You can already guess that nothing with the name hairball can truly be useful. In general, they are not. These views are at best accidentally informative, and cannot be relied upon to consistently reveal meaningful patterns.

Conventional network visualization is unsuitable for visual analytics of large networks. So-called hairballs earn their moniker by becoming impenetrably complex as your network grows. They are least effective when visualization is most needed — for large networks.

Hairballs turn complex data into visualizations that are just as complex, or even more so. Hairballs can even seduce us to believe that they carry a high information value. But, just because they look complex does not mean that they can communicate complex information. Hairballs are the junk food of network visualization — they have very low nutritional value, leaving the user hungry.

In a hairball, data is subordinate to layout — node and edge positions and lengths depend as much on the layout algorithm (of which there are many), as on the data. The effect of layout rules is difficult to predict, making direct comparisons of these visualizations impossible. For example, imagine trying to compare two scatter plots in which the ordinality of the scales were altered (e.g. x = 1, 2, 3, … in one and x = 3, 1, 2, … in the other).

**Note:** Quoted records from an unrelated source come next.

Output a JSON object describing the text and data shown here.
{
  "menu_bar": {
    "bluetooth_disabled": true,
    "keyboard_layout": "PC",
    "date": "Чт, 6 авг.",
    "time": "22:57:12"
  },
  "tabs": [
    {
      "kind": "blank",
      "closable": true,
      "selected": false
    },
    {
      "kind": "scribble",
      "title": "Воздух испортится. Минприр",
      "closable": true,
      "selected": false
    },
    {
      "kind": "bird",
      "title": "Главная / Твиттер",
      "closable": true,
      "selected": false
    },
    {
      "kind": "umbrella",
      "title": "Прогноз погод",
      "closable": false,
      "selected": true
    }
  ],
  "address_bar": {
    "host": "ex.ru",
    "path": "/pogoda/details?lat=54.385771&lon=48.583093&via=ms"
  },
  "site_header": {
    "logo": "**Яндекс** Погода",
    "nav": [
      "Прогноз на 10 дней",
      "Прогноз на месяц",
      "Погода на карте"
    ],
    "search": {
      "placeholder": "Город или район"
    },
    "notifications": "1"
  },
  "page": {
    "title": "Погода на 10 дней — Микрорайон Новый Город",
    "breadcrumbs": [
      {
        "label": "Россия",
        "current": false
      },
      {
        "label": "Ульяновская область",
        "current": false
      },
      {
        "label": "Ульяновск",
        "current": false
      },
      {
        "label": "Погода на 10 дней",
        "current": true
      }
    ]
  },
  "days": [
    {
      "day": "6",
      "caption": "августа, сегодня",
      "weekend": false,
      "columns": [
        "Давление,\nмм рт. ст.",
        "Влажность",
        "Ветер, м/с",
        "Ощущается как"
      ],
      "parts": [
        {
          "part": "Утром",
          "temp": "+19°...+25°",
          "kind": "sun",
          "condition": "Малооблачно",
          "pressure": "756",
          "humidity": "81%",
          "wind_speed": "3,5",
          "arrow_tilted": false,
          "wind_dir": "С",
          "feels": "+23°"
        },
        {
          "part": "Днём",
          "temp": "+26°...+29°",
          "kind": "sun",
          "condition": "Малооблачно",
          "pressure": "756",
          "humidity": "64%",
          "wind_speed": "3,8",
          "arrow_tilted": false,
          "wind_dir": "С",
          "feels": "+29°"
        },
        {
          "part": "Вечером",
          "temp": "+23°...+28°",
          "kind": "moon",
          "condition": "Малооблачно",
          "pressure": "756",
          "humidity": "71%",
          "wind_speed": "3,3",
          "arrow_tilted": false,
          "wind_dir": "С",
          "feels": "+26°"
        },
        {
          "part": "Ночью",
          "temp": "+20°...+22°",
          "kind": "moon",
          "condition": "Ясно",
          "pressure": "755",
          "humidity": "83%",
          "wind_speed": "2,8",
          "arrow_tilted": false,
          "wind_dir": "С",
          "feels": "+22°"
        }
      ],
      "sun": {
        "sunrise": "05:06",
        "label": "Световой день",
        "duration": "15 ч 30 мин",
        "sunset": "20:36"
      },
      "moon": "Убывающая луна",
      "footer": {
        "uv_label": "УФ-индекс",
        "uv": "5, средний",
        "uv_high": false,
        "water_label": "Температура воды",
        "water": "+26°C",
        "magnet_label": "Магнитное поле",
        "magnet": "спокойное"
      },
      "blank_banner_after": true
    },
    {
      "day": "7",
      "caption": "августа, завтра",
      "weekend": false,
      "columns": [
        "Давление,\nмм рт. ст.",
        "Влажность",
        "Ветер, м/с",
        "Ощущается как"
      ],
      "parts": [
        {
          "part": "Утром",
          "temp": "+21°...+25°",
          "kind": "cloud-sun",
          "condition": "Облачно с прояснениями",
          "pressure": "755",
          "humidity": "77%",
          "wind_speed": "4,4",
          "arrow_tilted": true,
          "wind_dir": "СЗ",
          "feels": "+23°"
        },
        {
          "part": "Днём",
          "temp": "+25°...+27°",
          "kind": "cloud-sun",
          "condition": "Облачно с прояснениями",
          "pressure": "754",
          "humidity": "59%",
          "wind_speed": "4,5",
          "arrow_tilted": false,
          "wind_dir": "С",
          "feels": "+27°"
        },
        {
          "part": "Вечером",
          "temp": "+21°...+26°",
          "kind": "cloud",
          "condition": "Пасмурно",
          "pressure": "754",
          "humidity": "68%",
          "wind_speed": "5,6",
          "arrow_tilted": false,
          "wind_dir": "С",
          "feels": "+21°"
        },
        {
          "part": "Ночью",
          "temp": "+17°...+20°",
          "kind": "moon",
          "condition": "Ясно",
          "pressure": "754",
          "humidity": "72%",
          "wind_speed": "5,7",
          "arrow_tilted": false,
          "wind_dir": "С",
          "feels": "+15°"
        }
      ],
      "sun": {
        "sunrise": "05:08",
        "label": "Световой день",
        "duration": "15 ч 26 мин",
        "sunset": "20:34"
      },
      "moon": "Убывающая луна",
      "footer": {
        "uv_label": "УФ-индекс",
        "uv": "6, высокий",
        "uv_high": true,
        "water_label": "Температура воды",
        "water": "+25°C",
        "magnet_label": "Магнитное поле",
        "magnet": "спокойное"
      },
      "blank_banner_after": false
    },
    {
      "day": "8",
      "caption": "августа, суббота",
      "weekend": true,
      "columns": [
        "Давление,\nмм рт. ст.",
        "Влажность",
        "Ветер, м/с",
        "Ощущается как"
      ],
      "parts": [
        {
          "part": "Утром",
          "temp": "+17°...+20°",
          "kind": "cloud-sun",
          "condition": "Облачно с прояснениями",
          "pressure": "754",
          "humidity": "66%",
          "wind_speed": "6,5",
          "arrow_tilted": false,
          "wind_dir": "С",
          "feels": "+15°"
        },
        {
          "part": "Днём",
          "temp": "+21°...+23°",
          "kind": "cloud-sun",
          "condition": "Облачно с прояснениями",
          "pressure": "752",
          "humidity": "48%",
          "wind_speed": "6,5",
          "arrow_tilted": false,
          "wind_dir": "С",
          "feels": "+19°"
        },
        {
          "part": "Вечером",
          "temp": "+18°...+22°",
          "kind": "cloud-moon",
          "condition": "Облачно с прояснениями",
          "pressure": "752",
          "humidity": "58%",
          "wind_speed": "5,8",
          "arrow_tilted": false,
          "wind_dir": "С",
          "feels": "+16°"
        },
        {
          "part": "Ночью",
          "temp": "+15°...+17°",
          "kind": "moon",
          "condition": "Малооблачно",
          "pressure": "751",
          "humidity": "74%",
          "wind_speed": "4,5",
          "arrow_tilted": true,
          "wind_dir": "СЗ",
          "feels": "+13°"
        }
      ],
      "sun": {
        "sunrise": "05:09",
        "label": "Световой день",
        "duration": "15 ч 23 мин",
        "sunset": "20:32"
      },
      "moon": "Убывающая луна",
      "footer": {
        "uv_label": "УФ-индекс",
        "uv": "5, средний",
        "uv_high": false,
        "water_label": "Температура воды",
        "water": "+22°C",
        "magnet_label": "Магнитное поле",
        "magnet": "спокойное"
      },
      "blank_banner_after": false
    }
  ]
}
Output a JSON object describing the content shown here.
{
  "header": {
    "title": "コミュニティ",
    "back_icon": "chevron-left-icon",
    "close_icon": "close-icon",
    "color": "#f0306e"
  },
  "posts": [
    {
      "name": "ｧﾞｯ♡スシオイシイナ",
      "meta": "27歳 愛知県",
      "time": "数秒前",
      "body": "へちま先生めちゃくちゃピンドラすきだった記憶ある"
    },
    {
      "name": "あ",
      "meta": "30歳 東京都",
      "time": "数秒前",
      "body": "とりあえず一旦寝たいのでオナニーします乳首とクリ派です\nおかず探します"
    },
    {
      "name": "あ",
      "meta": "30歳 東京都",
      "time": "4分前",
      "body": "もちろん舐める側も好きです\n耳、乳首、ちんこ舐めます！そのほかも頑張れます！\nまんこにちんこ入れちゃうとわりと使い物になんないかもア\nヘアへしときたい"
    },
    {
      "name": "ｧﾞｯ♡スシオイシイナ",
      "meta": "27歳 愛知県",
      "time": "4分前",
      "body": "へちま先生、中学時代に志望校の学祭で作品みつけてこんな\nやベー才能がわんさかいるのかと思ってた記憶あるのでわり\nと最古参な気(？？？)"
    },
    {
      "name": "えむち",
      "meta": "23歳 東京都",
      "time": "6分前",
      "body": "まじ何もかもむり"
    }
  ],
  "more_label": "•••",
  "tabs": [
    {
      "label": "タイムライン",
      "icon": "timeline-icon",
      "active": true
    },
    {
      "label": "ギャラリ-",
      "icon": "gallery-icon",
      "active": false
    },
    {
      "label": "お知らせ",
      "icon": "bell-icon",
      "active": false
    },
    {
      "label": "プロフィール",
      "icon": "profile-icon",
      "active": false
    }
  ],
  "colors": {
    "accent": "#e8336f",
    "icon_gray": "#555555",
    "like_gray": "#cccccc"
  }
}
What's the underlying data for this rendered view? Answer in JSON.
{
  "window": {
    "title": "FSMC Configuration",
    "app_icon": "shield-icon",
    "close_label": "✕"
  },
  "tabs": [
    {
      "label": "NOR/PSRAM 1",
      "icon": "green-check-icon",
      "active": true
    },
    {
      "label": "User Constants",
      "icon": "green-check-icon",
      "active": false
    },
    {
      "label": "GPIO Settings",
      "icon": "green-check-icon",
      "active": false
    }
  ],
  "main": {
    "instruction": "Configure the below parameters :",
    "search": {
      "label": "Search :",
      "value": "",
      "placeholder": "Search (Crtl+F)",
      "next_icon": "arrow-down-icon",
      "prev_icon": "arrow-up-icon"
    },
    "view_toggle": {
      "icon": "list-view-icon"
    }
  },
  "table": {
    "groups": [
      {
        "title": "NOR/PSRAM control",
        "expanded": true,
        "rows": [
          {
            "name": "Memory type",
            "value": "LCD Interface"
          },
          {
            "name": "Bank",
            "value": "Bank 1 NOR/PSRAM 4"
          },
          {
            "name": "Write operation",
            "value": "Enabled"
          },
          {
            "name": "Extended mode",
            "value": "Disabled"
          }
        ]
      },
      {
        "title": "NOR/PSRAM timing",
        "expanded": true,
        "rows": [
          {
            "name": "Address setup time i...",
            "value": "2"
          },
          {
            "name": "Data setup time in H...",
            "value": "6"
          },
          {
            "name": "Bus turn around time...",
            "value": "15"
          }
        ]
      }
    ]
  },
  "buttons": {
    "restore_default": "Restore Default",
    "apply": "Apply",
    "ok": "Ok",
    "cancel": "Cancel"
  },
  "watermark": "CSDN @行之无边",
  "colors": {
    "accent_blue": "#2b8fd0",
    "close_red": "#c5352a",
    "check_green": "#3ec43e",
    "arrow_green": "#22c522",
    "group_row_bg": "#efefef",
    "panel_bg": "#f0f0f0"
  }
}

As a result, a great deal of detail about the structure of a network is irretrievably lost in a hairball and any emergent patterns may be either real (reflected in the data) or accidental (artefact of the layout). Importantly, there is no aesthetic magic sauce added to the layout. If the layout shows a pattern, you can be sure it is due to structure in the underlying data and not on the layout algorithm’s interpretation of how the data should be shown.”